Predictive analytics not only forecasts possible future outcomes but also identifies the likelihood of those events happening. In doing so, it helps organisations with better planning and realistic target setting, as well as avoiding unnecessary risk. One of the most valuable forms of predictive analytics is ‘what-if’ analysis, which involves changing variables or factors to see how those changes will affect the outcome.

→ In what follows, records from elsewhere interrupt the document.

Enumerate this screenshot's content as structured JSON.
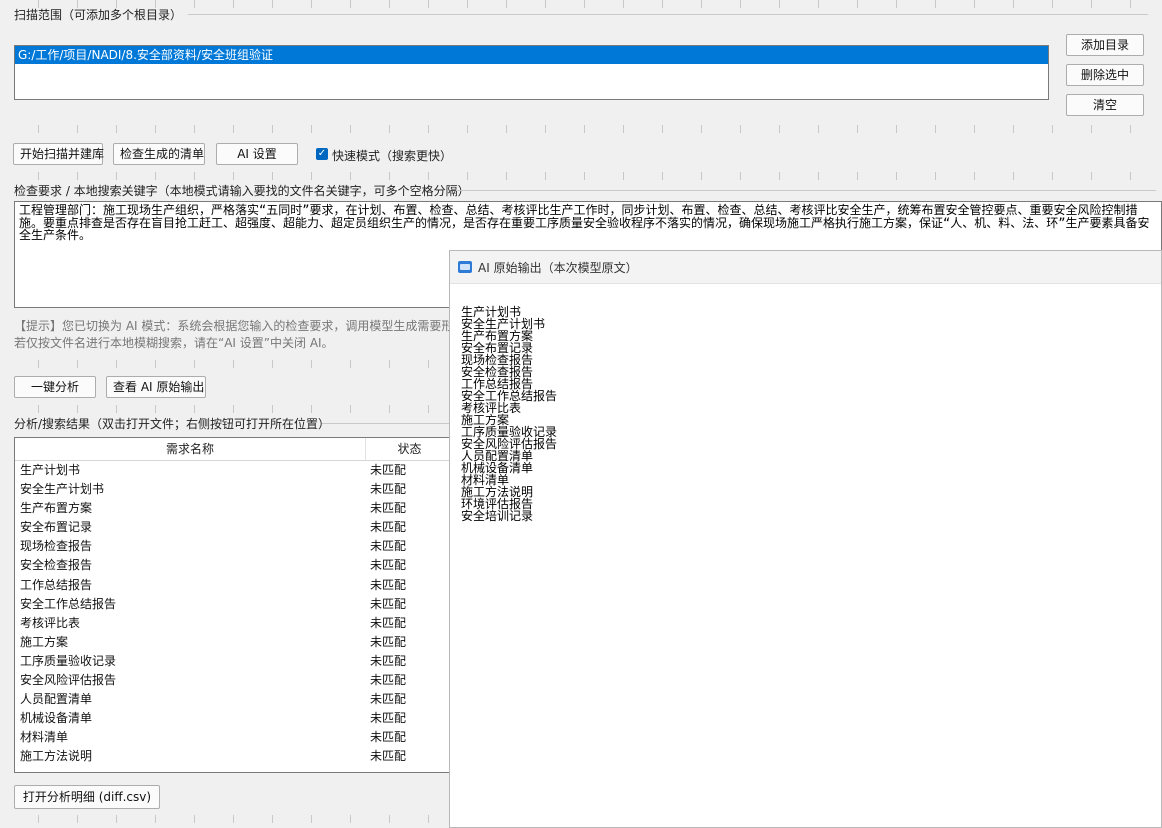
{
  "scan": {
    "group_title": "扫描范围（可添加多个根目录）",
    "selected_path": "G:/工作/项目/NADI/8.安全部资料/安全班组验证",
    "add_dir": "添加目录",
    "remove_selected": "删除选中",
    "clear": "清空"
  },
  "actions": {
    "start_scan": "开始扫描并建库",
    "check_list": "检查生成的清单",
    "ai_settings": "AI 设置",
    "fast_mode_label": "快速模式（搜索更快）",
    "fast_mode_checked": true
  },
  "requirements": {
    "group_title": "检查要求 / 本地搜索关键字（本地模式请输入要找的文件名关键字，可多个空格分隔）",
    "text": "工程管理部门：施工现场生产组织，严格落实“五同时”要求，在计划、布置、检查、总结、考核评比生产工作时，同步计划、布置、检查、总结、考核评比安全生产，统筹布置安全管控要点、重要安全风险控制措施。要重点排查是否存在盲目抢工赶工、超强度、超能力、超定员组织生产的情况，是否存在重要工序质量安全验收程序不落实的情况，确保现场施工严格执行施工方案，保证“人、机、料、法、环”生产要素具备安全生产条件。",
    "hint_line1": "【提示】您已切换为 AI 模式：系统会根据您输入的检查要求，调用模型生成需要形",
    "hint_line2": "若仅按文件名进行本地模糊搜索，请在“AI 设置”中关闭 AI。"
  },
  "analysis": {
    "one_click": "一键分析",
    "view_raw": "查看 AI 原始输出",
    "results_title": "分析/搜索结果（双击打开文件；右侧按钮可打开所在位置）",
    "col_name": "需求名称",
    "col_status": "状态",
    "rows": [
      {
        "name": "生产计划书",
        "status": "未匹配"
      },
      {
        "name": "安全生产计划书",
        "status": "未匹配"
      },
      {
        "name": "生产布置方案",
        "status": "未匹配"
      },
      {
        "name": "安全布置记录",
        "status": "未匹配"
      },
      {
        "name": "现场检查报告",
        "status": "未匹配"
      },
      {
        "name": "安全检查报告",
        "status": "未匹配"
      },
      {
        "name": "工作总结报告",
        "status": "未匹配"
      },
      {
        "name": "安全工作总结报告",
        "status": "未匹配"
      },
      {
        "name": "考核评比表",
        "status": "未匹配"
      },
      {
        "name": "施工方案",
        "status": "未匹配"
      },
      {
        "name": "工序质量验收记录",
        "status": "未匹配"
      },
      {
        "name": "安全风险评估报告",
        "status": "未匹配"
      },
      {
        "name": "人员配置清单",
        "status": "未匹配"
      },
      {
        "name": "机械设备清单",
        "status": "未匹配"
      },
      {
        "name": "材料清单",
        "status": "未匹配"
      },
      {
        "name": "施工方法说明",
        "status": "未匹配"
      }
    ],
    "open_detail": "打开分析明细 (diff.csv)"
  },
  "popup": {
    "title": "AI 原始输出（本次模型原文）",
    "lines": [
      "生产计划书",
      "安全生产计划书",
      "生产布置方案",
      "安全布置记录",
      "现场检查报告",
      "安全检查报告",
      "工作总结报告",
      "安全工作总结报告",
      "考核评比表",
      "施工方案",
      "工序质量验收记录",
      "安全风险评估报告",
      "人员配置清单",
      "机械设备清单",
      "材料清单",
      "施工方法说明",
      "环境评估报告",
      "安全培训记录"
    ]
  }
}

For example, one of the key factors that could affect a sales forecast are economic conditions and the industry environment. ‘What-if’ analysis could help organisations to understand the potential impact of different scenarios on its sales forecasts:
ILLUSTRATIVE EXAMPLE – Predictive analytics and dynamic pricing in hotels
The aim of revenue management (RM) in the hotel industry is to have the right room for the right person at the right time. RM uses analytics and customer data to help predict customer behaviour, thereby helping hotels to forecast demand and optimise prices.
Hotel chains have information systems which integrate data such as historical and current reservations, occupancy, and daily rates to forecast demand. Additionally, these systems incorporate external data – such as the weather – and analyse competitor pricing, the presence of major events (music or sports events) help in local areas, and booking patterns on other sources, to suggest optimal room rates.
As a result, the hotels can implement dynamic pricing strategies, automatically adjusting room rates so that they increase at times when demand is forecast to be high but reducing them when demand is expected to be lower (to try to increase occupancy rates during these quieter periods).
However, as with diagnostic analytics, we still need to exercise a note of caution here, around the potential limitations of diagnostic analytics, because – although it is forward looking – it still relies on past data, which could limit its ability to draw conclusions about possible future events, as past performance is not necessarily indicative of future results.
Written by a member of the APM examining team
(1). Machine learning is a branch of artificial intelligence in which algorithms can ‘learn’ from data, detect patterns, and make decisions without receiving explicit instructions.
(2). You should already be familiar with regression analysis and time series analysis from your Performance Management studies. The focus in this article though is not the calculations themselves, but you need to be able to understand and interpret statistical analysis, to help inform decisions you make, and to help you manage performance.